Algunos chavales y chavalas usan esta media hora para desfogar un poco, después de 3 horas de sedentarismo frente al pupitre. Es normal que vengan con ganas de saltar, correr y hacer un tanto el ganso, pero claro, dentro de unos límites. Yo que soy un defensor a ultranza del deporte, intento que jueguen respetando las normas aunque, por supuesto, con la informalidad que se espera de una pachanga. El problema es que algunos, fruto de su juventud, no saben donde poner la línea que delimita el espacio entre practicar un deporte siguiendo sus reglas y hacer el patoso y molestar a los que no quieren cruzar ese límite.
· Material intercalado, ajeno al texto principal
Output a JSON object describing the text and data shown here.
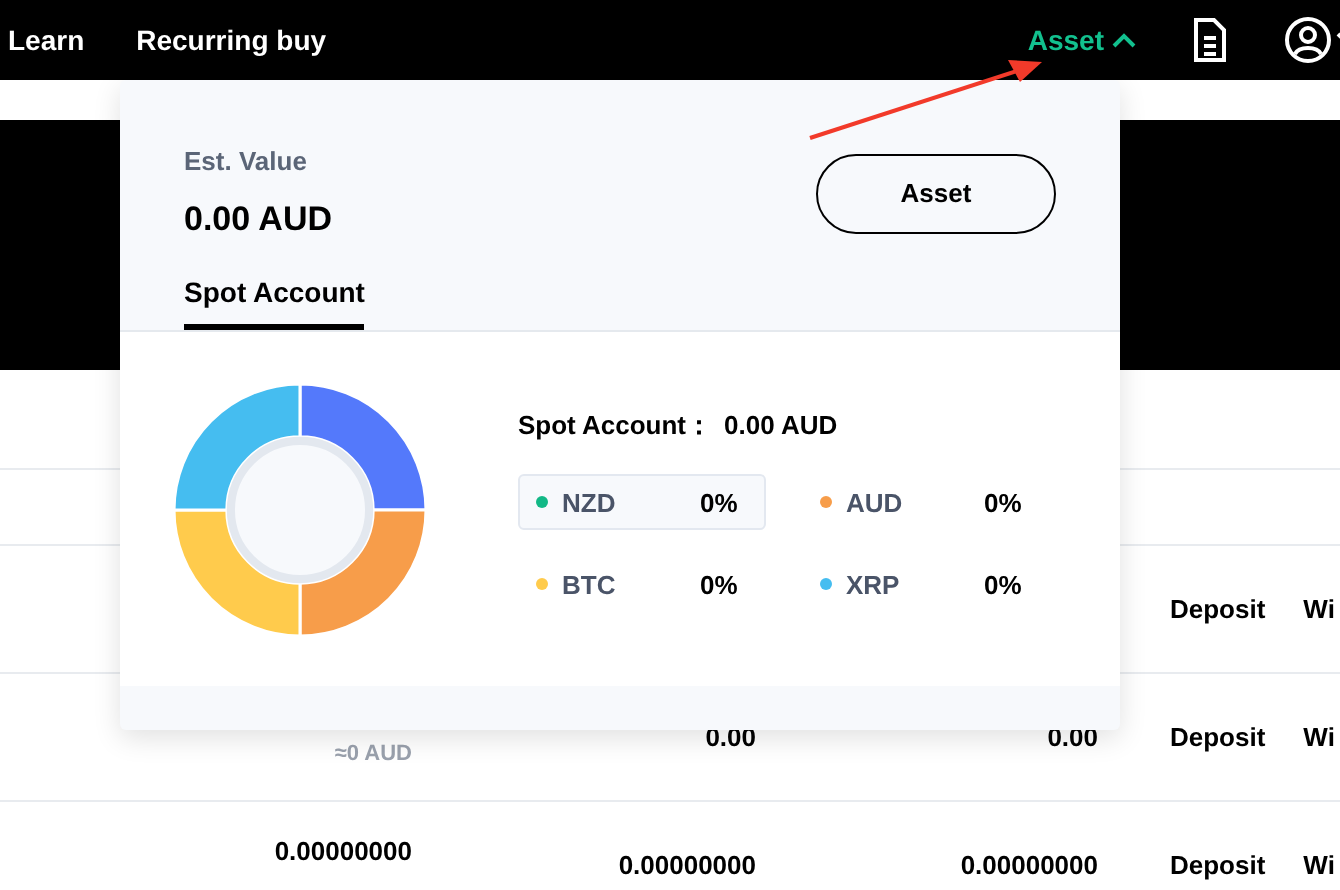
{
  "nav": {
    "items": [
      "Learn",
      "Recurring buy"
    ],
    "asset_menu": {
      "label": "Asset",
      "expanded": true
    }
  },
  "table": {
    "rows": [
      {
        "balance": null,
        "approx": null,
        "column_3": null,
        "column_4": null,
        "actions": [
          "Deposit",
          "Wi"
        ]
      },
      {
        "balance": null,
        "approx": "≈0 AUD",
        "column_3": "0.00",
        "column_4": "0.00",
        "actions": [
          "Deposit",
          "Wi"
        ]
      },
      {
        "balance": "0.00000000",
        "approx": null,
        "column_3": "0.00000000",
        "column_4": "0.00000000",
        "actions": [
          "Deposit",
          "Wi"
        ]
      }
    ]
  },
  "asset_dropdown": {
    "est_label": "Est. Value",
    "est_value": "0.00 AUD",
    "button": "Asset",
    "tabs": [
      {
        "label": "Spot Account",
        "selected": true
      }
    ],
    "summary_label": "Spot Account：",
    "summary_value": "0.00 AUD",
    "legend": [
      {
        "name": "NZD",
        "percent": "0%",
        "color": "#12b886",
        "selected": true
      },
      {
        "name": "AUD",
        "percent": "0%",
        "color": "#f79d4a",
        "selected": false
      },
      {
        "name": "BTC",
        "percent": "0%",
        "color": "#ffcb4c",
        "selected": false
      },
      {
        "name": "XRP",
        "percent": "0%",
        "color": "#45bdf0",
        "selected": false
      }
    ]
  }
}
El lunes les advertí que los que quisieran participar tenían que jugar al baloncesto, nada de pegar pelotazos a los tableros, empujar a los compañeros o correr como un poseso sin botar el balón. Nada más comenzar, dos de ellos hicieron oídos sordos a mis recomendaciones, así que los expulsé del pabellón. Fui un tanto inmisericorde a los ruegos de uno de ellos:

– Maestro, de verdad, que ya no lo hago más, que es una tontería. Venga, por favor.

– Nada, eso me lo demuestras el próximo día, hoy se acabó para ti el baloncesto.

Los demás siguieron “jugando” al basket, pero mientras la mitad se empeñaba en hacerlo con cierta seriedad, la otra mitad seguía cometiendo pasos, dobles y realizando todo tipo de faltas a conciencia sin mucho interés por practicarlo dentro de las reglas. Acabé hartándome de ellos y les dije que me dieran el balón y que se acabó para ellos el deporte ese día, que el lunes siguiente vinieran con otra actitud. Solo dejé a un grupo de 5, 3 chicas y 2 chicos, que observaban y, ellos sí, estuvieron el resto del recreo echando el rato de baloncesto de forma ortodoxa.

Al irse el grupo expulsado, mi compañero Carlos, profesor de Educación Física, me dijo que había que dar sus nombres al jefe de estudios, y yo le contesté que ni sabía cómo se llamaban. Como él sí los conocía dio sus nombres via Whatsapp. Al rato vino a verme Javi, mi compañero jefe de estudios para preguntarme qué había pasado. Le resumí lo que acabo de explicar y le quité toda importancia porque pensaba que todo quedaría dentro del centro.

Mi sorpresa fue que vía SÉNECA (el programa informático con el que nos comunicamos oficialmente con la administración y los padres/madres) me llegaron 8 notificaciones de apercibimiento a los padres de los alumnos implicados, sancionándolos con una semana sin poder usar el pabellón. La verdad es que no esperaba que la cosa llegara así de lejos, aunque tampoco estamos hablando de expulsarlos del centro, ni tomar ninguna medida más drástica.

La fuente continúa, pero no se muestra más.